Specifically, they have announced “GrabCAD Print” for the H350, and they say it is built on their recently introduced GrabCAD Additive Manufacturing Platform.
If you’re not familiar with GrabCAD Additive Manufacturing, we recently explored this new software. It’s far, far more than just a 3D print slicer, as it includes CAD-agnostic end-to-end DfAM workflows, network printer management, fleet management, job scheduling, Industry 4.0 integration, and much more. Basically it’s an all-in-one tool for managing a design and manufacturing line for AM products.
Now it’s also available for the H350.
“GrabCAD Print for the H350 ensures that the end-to-end workflow from digital design to physical part across the manufacturing enterprise is easy, accessible, affordable and connected. The software has been upgraded to provide advanced print capabilities that give users the ability to stack and nest parts automatically or manually to maximize packing density and print hundreds to thousands of parts in a single build volume. Further, because the application is built on the GrabCAD Additive Manufacturing Platform, Stratasys H350 users have access to additional core applications like GrabCAD Print Mobile, GrabCAD Shop™, reporting and analytics, and machine connectivity which will allow them to easily integrate their H350 with enterprise systems and Software Partner solutions.”

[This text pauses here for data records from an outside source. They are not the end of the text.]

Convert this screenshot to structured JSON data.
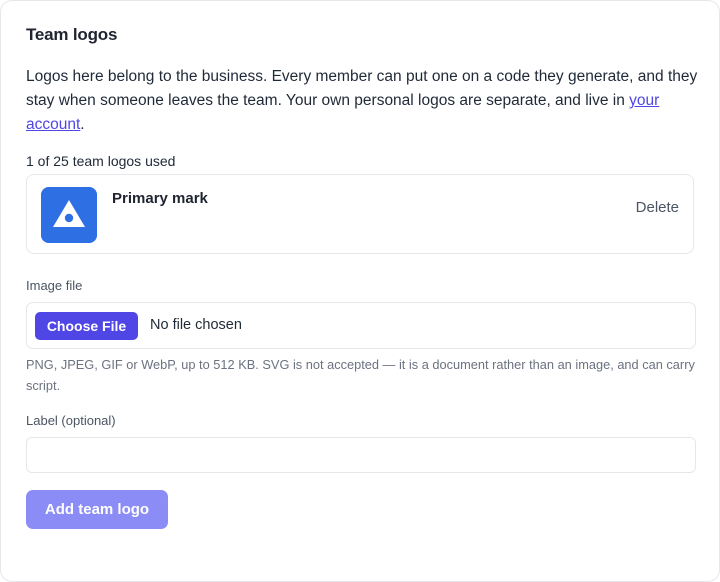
{
  "section": {
    "title": "Team logos",
    "description_text": "Logos here belong to the business. Every member can put one on a code they generate, and they stay when someone leaves the team. Your own personal logos are separate, and live in ",
    "description_link": "your account",
    "description_end": "."
  },
  "usage": {
    "text": "1 of 25 team logos used",
    "used": 1,
    "limit": 25
  },
  "logos": [
    {
      "name": "Primary mark",
      "delete_label": "Delete",
      "thumb_color": "#2f6fe4",
      "icon": "triangle-logo-icon"
    }
  ],
  "image_field": {
    "label": "Image file",
    "button_label": "Choose File",
    "status": "No file chosen",
    "help": "PNG, JPEG, GIF or WebP, up to 512 KB. SVG is not accepted — it is a document rather than an image, and can carry script."
  },
  "label_field": {
    "label": "Label (optional)",
    "value": "",
    "placeholder": ""
  },
  "submit": {
    "label": "Add team logo",
    "enabled": false
  },
  "colors": {
    "accent": "#4f46e5",
    "accent_disabled": "#8b8cf5",
    "border": "#e5e7eb"
  }
}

This is a key step for Stratasys as it now positions their H350 — and by implication SAF itself — as a fully capable production option. Manufacturers considering SAF may now be assured they will have the necessary software to operate the device, in addition to the hardware and materials.
There’s another thing: SAF is a very interesting technology that can be scaled up significantly. By increasing the powder bed surface area (and/or depth), the print volume can be dramatically increased. Making bigger deposition arms should not be a technical issue, nor should illuminating a larger area with infrared light.
In other words, if Stratasys wanted to, they could make a much, much larger SAF device. I’ve been thinking all along that the H350 is basically an experimental platform for Stratasys to figure out all the details of using SAF for production purposes, and that seems to be the case with today’s announcement.
Imagine if such a machine existed: a manufacturer could deploy massive 3D print jobs that would be able to produce perhaps thousands of parts in a single job. By stacking parts together vertically in the build chamber, this should be entirely possible. Even better, the manufacturer could specify customizations for each and every part produced, providing huge flexibility. In a sense, this could be a kind of “universal manufacturing machine”.
That could be where Stratasys is headed, and the new GrabCAD could certainly be a big step along that trajectory.